Induct at SOWS ≥ 17. That’s roughly equivalent to COWS ≥ 12 — moderate, induction-ready withdrawal. If your SOWS is in the 21+ range, you’re past induction-ready and probably shouldn’t wait longer than necessary.

If you’re scoring both COWS and SOWS and they disagree (e.g., COWS at 9 but SOWS at 22), trust the higher one and re-score in an hour. The two scales emphasize different things — long-acting compounds sometimes produce strong subjective misery before the observable signs catch up.

Half-lives as context (not as the gate)

Half-life tells you roughly when your COWS is likely to climb to induction-ready, not whether you should induct.

  • 7-OH alone: plasma half-life ~100 minutes. Most users hit COWS ≥ 12 in the 12 to 18 hour range.
  • MGM-15: ~15 hour half-life. Often takes 36 to 72 hours to reach induction-ready COWS.
  • MIT-A/DHM: also long-acting. Similar timeline to MGM-15.
  • Pseudo (MP): binds tighter than buprenorphine itself. Receptor occupancy can outlast plasma levels. Closer to fentanyl-induction territory than standard kratom-induction.

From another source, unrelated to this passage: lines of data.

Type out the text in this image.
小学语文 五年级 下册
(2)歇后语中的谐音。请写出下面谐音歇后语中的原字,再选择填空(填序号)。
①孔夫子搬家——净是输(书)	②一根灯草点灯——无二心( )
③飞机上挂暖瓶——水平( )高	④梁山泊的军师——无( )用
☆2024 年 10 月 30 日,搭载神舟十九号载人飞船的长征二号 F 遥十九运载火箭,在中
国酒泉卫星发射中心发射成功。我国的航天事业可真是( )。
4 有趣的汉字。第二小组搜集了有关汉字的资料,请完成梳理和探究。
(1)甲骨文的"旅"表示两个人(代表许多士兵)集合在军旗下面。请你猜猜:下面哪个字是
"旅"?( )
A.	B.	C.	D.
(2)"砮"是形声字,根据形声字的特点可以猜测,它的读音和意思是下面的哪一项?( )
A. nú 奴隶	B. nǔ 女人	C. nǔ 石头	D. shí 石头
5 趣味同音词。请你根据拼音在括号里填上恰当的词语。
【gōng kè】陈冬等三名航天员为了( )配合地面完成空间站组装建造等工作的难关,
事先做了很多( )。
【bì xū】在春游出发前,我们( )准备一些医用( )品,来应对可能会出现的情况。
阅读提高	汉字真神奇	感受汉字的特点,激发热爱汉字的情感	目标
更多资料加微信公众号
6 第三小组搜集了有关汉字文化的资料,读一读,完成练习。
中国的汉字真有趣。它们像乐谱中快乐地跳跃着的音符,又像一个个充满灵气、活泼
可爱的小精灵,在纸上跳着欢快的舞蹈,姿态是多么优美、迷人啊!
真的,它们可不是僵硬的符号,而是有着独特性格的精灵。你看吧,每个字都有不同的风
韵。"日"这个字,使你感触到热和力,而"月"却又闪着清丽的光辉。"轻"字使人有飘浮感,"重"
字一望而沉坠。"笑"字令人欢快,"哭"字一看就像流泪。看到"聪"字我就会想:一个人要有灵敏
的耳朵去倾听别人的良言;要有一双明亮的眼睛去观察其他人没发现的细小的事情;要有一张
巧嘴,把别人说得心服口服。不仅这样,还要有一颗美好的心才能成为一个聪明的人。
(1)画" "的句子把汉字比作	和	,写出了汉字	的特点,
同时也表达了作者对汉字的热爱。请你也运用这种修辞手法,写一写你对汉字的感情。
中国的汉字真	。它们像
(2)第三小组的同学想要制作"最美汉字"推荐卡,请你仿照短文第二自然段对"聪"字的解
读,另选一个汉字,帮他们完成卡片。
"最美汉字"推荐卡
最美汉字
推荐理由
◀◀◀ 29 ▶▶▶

If you’ve been on the long-acting compounds and your COWS isn’t climbing past 24 hours, that’s the half-life. Wait it out. The clock isn’t the gate, but the half-life is why some people wait longer than others.

Practical tips

  • Score yourself every couple of hours once you’re past 12 hours since last dose. Watch the trajectory.
  • Be honest about each item. Don’t talk yourself into a higher score because you want to dose. Don’t talk yourself into a lower score because you’re scared.
  • Pulse and pupils are the hardest to fake either direction. If those are climbing, you’re getting close.
  • Pulse needs a real resting reading. Sit or lie down for at least a minute first. Anxiety alone can spike pulse and inflate your score.
  • Goosebumps and yawning showing up together is a classic signal you’re solidly in withdrawal.
  • If COWS climbs to the high teens or 20s, you’re well past the threshold. You don’t need to wait longer.

Sources

🩺 Reminder: Suboxone induction is a medical event. The COWS score is the standard tool, but interpreting it and acting on it is best done with a prescriber who’s on board with what you’re trying to do. If you’re inducting at home, ideally your prescriber knows that and is reachable.